5. The judgment of the Full Bench of the Gujarat High Court was binding upon Raju J. If the learned Judge was of the view that the decision of Bhagwati J., in Karimbhai's case1 and of Macleod C.J., in Haridas's case2 did not lay down the correct law or rule of practice, it was open to him to recommend to the Chief Justice that the question be considered by a larger Bench. Judicial decorum, propriety and discipline required that he should not ignore it. Our system of administration of justice aims at certainty in the law and that can be achieved only if Judges do not ignore decisions by Courts of co-ordinate authority or of superior authority. Gajendragadkar C.J. observed in Lala Shri Bhagwan v. Shri Ram Chand3:

"It is hardly necessary to emphasise that considerations of judicial propriety and decorum require that if a learned Single Judge hearing a matter is inclined to take the view that the earlier decisions of the High Court, whether of a Division Bench or of a Single Judge, need to be reconsidered, he should not embark upon that enquiry sitting as a Single Judge, but should refer the matter to a Division Bench, or, in a proper case place the relevant papers before the Chief Justice to enable him to constitute a larger Bench to examine the question. That is the proper and traditional way to deal with such matters and it is founded on healthy principles of judicial decorum and propriety."

6. In considering whether a precedent of a Court of co-ordinate authority is binding, reference to section 165 of the Evidence Act is irrelevant. Undoubtedly, every judgment must be based upon facts declared by the Evidence Act to be relevant and duly proved. But when a Judge in deciding a case follows a precedent, he only regards himself bound by the principle underlying the judgment and not by the facts of that case.
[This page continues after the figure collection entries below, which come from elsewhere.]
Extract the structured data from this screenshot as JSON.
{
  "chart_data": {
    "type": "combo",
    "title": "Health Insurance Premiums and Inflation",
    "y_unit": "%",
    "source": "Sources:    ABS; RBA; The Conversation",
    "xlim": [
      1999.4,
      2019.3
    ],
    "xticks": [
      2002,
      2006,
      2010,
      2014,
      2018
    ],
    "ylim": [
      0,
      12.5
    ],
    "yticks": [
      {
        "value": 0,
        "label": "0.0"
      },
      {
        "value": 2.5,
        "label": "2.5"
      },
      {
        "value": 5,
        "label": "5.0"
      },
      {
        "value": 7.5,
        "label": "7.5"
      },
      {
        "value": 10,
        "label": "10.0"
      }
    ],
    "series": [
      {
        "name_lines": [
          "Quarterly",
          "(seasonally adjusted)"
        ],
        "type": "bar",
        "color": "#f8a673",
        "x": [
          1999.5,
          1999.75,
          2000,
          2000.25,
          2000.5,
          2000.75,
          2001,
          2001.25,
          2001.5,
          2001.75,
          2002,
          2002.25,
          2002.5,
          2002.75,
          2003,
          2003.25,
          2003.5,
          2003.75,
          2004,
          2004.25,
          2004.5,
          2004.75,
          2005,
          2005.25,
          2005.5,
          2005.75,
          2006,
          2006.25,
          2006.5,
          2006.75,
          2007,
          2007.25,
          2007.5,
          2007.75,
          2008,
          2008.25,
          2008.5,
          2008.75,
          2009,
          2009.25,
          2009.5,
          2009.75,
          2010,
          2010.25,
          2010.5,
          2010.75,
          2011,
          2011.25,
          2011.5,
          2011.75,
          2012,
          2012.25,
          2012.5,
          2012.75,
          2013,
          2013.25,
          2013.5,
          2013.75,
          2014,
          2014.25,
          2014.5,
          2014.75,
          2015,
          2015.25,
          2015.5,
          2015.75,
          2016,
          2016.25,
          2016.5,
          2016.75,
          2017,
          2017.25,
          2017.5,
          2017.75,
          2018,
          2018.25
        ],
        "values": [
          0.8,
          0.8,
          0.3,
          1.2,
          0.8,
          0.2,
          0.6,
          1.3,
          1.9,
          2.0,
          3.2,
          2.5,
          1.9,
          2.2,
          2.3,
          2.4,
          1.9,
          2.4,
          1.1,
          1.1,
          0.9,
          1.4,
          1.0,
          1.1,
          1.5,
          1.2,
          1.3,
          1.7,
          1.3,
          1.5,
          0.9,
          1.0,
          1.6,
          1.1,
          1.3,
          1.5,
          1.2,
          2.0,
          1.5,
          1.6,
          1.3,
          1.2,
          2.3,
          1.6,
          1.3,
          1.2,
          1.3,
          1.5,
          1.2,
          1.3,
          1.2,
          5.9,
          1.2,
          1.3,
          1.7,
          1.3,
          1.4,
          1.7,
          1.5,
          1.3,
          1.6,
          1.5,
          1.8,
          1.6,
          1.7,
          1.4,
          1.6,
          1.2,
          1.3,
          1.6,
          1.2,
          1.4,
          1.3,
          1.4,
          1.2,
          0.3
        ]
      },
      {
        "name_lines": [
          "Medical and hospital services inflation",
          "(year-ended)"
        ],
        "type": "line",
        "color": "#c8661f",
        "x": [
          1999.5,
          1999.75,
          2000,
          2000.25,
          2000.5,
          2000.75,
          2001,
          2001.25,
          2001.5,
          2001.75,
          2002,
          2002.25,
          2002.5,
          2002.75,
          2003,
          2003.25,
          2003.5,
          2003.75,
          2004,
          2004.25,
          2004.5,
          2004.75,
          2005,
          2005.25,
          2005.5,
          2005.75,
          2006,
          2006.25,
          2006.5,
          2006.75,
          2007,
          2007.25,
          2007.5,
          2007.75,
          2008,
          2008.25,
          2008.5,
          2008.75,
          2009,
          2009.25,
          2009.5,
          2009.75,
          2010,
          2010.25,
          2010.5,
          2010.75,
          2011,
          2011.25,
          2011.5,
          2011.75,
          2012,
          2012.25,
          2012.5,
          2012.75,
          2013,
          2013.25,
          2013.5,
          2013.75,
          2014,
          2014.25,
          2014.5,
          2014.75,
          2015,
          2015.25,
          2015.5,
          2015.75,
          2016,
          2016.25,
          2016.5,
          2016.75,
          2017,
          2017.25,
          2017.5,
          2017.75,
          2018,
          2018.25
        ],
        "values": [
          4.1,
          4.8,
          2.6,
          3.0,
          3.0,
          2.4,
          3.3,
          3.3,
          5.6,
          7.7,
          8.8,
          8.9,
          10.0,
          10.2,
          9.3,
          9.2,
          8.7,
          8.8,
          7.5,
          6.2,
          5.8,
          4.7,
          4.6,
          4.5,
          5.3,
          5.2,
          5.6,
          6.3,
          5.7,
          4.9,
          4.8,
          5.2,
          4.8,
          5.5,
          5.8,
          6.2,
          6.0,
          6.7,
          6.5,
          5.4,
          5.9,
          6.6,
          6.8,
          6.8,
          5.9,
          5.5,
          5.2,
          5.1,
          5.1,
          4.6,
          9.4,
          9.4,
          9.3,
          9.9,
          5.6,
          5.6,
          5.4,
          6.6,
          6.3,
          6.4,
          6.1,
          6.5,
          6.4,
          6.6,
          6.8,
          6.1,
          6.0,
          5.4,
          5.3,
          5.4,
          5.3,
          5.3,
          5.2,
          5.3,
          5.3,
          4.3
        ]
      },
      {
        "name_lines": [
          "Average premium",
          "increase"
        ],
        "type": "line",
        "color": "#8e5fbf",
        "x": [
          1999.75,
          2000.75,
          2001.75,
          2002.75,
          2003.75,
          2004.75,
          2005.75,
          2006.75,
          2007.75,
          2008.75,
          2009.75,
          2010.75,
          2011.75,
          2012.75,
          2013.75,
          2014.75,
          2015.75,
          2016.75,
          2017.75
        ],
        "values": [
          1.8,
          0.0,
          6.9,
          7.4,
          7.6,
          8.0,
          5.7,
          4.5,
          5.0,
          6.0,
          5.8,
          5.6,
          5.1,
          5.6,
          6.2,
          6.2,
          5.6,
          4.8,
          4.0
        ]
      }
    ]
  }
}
7. It is true that every Judge of a High Court before he enters upon his office takes an oath of office that he will bear true faith and allegiance to the Constitution of India as by law established and that he will duly and faithfully and to the best of his ability, knowledge and judgment perform the duties of office without fear or favour, affection or ill will and that he will uphold the Constitution and the laws: but there is nothing in the oath of office which warrants a Judge in ignoring the rule relating to the binding nature of the precedents which is uniformly followed.